Nasz Czytelnik ma świadomość, że rowerzyści nie są święci i także popełniają wykroczenia. – Wiem, że niektórzy rowerzyści też jeżdżą nie tam, gdzie powinni, ale to nie tłumaczy zachowania pieszych – wskazuje.
Czy spotykacie się z podobnymi sytuacjami? A jak jest z kulturą jazdy rowerzystów w Toruniu?
Teść
9 września 2021 @ 22:19
Na załączonym zdjęciu na tej „drodze rowerowej” pierwszeństwo ma pieszy.
W tym przypadku nie rozumiem jednak zachowania pani z wózkiem, gdyż chodnik obok jest dostatecznie wygodny.

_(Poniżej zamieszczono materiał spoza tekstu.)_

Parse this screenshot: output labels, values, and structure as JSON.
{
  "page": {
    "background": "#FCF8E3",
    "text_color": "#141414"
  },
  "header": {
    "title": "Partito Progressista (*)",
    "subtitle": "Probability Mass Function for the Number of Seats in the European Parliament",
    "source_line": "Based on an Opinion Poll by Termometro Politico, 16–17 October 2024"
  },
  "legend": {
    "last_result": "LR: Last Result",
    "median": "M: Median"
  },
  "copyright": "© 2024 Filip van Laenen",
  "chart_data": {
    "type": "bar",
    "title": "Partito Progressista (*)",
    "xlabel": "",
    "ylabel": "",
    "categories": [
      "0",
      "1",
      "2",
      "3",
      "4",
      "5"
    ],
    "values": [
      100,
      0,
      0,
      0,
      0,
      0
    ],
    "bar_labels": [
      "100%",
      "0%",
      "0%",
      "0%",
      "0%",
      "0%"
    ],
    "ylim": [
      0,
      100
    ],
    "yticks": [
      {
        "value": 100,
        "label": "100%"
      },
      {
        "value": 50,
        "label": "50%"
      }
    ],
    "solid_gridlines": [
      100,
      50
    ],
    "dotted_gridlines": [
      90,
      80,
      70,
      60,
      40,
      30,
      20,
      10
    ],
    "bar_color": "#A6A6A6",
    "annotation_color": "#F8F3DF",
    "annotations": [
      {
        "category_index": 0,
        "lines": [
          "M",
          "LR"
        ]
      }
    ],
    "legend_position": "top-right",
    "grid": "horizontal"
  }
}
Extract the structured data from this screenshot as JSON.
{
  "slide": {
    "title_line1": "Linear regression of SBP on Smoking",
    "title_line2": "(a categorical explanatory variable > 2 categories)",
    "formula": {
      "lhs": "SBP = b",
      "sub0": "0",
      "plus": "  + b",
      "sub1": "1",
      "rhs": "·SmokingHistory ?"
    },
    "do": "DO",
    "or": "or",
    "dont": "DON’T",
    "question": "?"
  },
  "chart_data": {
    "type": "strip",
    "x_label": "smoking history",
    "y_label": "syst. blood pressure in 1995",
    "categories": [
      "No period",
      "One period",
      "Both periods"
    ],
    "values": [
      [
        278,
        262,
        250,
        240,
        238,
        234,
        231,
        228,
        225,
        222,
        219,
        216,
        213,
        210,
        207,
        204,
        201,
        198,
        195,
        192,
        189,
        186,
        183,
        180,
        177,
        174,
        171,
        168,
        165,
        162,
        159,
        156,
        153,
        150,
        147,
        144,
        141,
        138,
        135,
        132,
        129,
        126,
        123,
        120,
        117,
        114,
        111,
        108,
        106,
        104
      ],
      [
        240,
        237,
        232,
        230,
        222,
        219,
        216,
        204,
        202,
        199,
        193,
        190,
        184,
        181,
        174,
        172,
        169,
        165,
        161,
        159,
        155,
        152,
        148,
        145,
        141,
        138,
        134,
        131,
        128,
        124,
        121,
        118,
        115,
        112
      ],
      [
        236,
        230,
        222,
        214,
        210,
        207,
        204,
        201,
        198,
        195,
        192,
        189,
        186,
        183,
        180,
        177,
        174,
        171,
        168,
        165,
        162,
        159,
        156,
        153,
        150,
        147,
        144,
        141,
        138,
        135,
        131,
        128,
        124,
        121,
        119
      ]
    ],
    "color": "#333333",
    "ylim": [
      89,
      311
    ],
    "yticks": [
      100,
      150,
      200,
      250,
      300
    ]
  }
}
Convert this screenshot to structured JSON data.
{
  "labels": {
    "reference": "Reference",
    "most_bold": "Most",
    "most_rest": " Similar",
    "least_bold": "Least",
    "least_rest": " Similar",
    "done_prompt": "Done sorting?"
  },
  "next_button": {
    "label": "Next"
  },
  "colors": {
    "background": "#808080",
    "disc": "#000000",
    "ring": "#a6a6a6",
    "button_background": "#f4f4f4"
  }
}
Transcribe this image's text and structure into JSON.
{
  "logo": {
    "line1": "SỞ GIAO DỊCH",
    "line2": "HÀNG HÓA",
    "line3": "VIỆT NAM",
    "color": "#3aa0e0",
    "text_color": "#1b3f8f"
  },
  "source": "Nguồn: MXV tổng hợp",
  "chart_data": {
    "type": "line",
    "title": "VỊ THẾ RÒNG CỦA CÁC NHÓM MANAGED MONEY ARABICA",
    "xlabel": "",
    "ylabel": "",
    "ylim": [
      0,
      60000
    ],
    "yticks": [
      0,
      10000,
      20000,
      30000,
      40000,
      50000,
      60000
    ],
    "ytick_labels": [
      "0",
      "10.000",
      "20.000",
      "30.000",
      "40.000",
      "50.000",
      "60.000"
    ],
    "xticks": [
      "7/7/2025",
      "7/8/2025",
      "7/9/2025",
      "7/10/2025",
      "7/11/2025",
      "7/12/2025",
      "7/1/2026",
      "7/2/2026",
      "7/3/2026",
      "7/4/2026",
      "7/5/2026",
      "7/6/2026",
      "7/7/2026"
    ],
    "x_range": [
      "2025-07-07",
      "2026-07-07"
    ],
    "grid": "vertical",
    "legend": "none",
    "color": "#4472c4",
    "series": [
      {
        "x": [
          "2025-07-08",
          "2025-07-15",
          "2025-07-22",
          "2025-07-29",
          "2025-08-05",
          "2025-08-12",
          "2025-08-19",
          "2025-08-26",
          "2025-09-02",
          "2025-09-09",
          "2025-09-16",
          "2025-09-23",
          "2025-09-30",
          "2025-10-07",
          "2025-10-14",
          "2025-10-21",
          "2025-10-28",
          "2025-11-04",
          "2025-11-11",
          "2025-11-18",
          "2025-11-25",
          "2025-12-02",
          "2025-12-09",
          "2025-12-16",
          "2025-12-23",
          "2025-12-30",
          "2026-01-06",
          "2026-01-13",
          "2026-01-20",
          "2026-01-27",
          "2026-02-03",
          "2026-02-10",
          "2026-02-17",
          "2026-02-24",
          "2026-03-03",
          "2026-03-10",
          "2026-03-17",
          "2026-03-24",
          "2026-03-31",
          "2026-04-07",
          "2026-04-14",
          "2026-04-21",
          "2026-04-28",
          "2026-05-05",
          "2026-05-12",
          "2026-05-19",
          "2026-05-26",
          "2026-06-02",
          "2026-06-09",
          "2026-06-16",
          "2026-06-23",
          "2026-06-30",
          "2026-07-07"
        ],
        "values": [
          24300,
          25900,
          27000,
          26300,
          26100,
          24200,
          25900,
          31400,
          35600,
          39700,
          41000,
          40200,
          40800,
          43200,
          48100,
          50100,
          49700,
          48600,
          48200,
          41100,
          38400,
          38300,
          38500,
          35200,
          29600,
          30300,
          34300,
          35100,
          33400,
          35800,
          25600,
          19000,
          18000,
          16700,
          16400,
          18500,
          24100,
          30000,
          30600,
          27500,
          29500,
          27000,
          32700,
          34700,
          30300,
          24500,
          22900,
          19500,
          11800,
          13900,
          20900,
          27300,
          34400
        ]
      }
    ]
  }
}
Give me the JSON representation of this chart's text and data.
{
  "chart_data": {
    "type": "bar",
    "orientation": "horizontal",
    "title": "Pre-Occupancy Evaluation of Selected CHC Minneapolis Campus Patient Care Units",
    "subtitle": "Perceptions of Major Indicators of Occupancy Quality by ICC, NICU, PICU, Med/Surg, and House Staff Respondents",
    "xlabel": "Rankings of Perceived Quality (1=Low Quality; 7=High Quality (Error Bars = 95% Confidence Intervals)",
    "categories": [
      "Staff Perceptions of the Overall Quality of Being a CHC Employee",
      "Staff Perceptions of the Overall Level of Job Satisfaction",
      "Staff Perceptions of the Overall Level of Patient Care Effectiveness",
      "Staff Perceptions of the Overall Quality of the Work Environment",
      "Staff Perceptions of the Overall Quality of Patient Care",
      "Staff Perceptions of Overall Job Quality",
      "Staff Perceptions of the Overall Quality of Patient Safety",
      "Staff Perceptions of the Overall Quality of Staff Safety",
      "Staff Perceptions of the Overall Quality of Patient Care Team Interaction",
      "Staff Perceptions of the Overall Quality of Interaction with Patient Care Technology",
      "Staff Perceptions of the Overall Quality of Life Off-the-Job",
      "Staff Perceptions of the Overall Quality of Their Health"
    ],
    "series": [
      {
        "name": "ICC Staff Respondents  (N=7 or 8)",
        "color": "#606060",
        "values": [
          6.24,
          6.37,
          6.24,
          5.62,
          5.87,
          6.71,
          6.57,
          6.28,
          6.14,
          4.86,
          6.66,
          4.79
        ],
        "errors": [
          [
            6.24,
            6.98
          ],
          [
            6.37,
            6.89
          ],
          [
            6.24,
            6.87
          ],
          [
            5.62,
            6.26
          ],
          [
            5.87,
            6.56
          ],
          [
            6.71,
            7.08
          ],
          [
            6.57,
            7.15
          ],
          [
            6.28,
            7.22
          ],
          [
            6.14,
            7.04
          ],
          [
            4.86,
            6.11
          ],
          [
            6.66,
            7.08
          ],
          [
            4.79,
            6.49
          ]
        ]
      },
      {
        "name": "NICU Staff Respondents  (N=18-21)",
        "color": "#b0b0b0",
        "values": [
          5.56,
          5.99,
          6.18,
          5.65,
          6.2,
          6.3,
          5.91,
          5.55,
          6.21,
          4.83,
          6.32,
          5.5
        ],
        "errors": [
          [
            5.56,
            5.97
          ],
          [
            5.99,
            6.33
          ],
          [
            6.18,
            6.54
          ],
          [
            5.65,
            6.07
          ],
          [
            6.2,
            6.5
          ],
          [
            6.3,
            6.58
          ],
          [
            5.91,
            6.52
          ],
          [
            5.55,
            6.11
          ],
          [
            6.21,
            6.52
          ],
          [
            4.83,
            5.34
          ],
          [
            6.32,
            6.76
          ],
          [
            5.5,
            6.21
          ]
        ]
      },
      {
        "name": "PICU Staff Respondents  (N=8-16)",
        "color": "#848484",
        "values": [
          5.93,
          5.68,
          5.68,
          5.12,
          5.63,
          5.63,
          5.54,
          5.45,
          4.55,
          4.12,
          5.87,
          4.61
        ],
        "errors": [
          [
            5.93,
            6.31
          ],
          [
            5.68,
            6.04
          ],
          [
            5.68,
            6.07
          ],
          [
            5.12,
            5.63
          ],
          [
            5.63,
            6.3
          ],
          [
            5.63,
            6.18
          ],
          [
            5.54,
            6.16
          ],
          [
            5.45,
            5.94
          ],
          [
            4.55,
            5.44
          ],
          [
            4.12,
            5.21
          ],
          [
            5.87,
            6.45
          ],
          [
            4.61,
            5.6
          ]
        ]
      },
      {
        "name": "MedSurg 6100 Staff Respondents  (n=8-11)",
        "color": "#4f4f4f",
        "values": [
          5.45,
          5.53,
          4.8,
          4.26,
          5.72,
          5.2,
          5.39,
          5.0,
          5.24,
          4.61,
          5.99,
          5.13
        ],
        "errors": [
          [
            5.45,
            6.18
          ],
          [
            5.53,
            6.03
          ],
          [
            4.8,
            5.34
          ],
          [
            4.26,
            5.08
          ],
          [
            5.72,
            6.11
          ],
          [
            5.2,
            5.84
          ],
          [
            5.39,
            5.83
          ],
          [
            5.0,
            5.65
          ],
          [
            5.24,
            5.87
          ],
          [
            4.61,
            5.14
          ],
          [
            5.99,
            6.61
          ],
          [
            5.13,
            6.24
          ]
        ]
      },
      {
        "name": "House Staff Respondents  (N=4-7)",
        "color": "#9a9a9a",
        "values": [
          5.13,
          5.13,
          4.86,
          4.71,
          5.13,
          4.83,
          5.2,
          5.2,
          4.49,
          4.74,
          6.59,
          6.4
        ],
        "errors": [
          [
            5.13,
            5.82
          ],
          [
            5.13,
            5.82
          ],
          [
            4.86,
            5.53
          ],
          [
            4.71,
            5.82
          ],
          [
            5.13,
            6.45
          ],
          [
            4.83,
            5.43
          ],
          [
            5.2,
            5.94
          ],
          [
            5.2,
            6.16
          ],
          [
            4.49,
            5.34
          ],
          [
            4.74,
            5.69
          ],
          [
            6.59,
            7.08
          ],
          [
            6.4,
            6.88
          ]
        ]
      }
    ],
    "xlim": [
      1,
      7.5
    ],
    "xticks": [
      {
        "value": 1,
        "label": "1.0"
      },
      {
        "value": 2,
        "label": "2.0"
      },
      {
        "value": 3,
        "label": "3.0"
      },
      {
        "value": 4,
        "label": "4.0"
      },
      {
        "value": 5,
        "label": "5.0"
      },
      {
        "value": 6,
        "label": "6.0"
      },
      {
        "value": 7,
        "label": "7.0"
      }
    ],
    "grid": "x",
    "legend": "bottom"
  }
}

Często nie dziwię się, że rodzice z wózkami „pchają się” na część pasa przeznaczonego dla rowerów, gdyż po chodniku ciężko przejść (a co dopiero jechać ze śpiącym w wózku dzieckiem). Pasy dla rowerów często są „wyrwane” pieszym z chodnika, gdzie pozostawiono mało miejsca, o które zresztą się nie dba tak jak o drogę rowerową.
romi
16 kwietnia 2019 @ 20:11
O tym, że jadą szybko przez zwykłe przejście dla pieszych lub szybko jadą ścieżką rowerową tuż przy wysokim żywopłocie o tym nie piszą. Uważam, że większość tzw. rowerzystów nie ma pojęcia o podstawach ruchu drogowego i zachowuje sie jak słoń w składzie porcelany. Puszczono sprawę na żywioł i takie są skutki. A co z ubezpieczeniami OC ??? Kto zrefunduje szkody osobowe i rzeczowe ??? . A gdzie jest policja ???? Tak dłużej nie może być. A mówimy o równych prawach Użytkownika dróg i chodników.
też kierowca
16 kwietnia 2019 @ 15:02
Cyklisto-rowerzysto, przesadzasz i to mocno. Widok kolarza (raczej, niż rowerzysty) na przelotówkach jest raczej bardzo rzadki. Zwyczajni codzienni rowerzyści (weekendowi też) jeżdżą po „ddr”-ach, bo jazda wśród rozpędzonych samochodów to prawie samobójstwo. Ci na jezdniach (Sz. Chełmińska, Lubicka o podobne to przede wszystkim kolarze lub ci, którym się wydaje że nimi są.
Cyklisto-kierowca
16 kwietnia 2019 @ 11:55
Podobnie jak ulice nie są miejscem dla rowerzystów, gdy obok nich biegnie droga rowerowa, o czym rowerzyści nagminnie „zapominają”.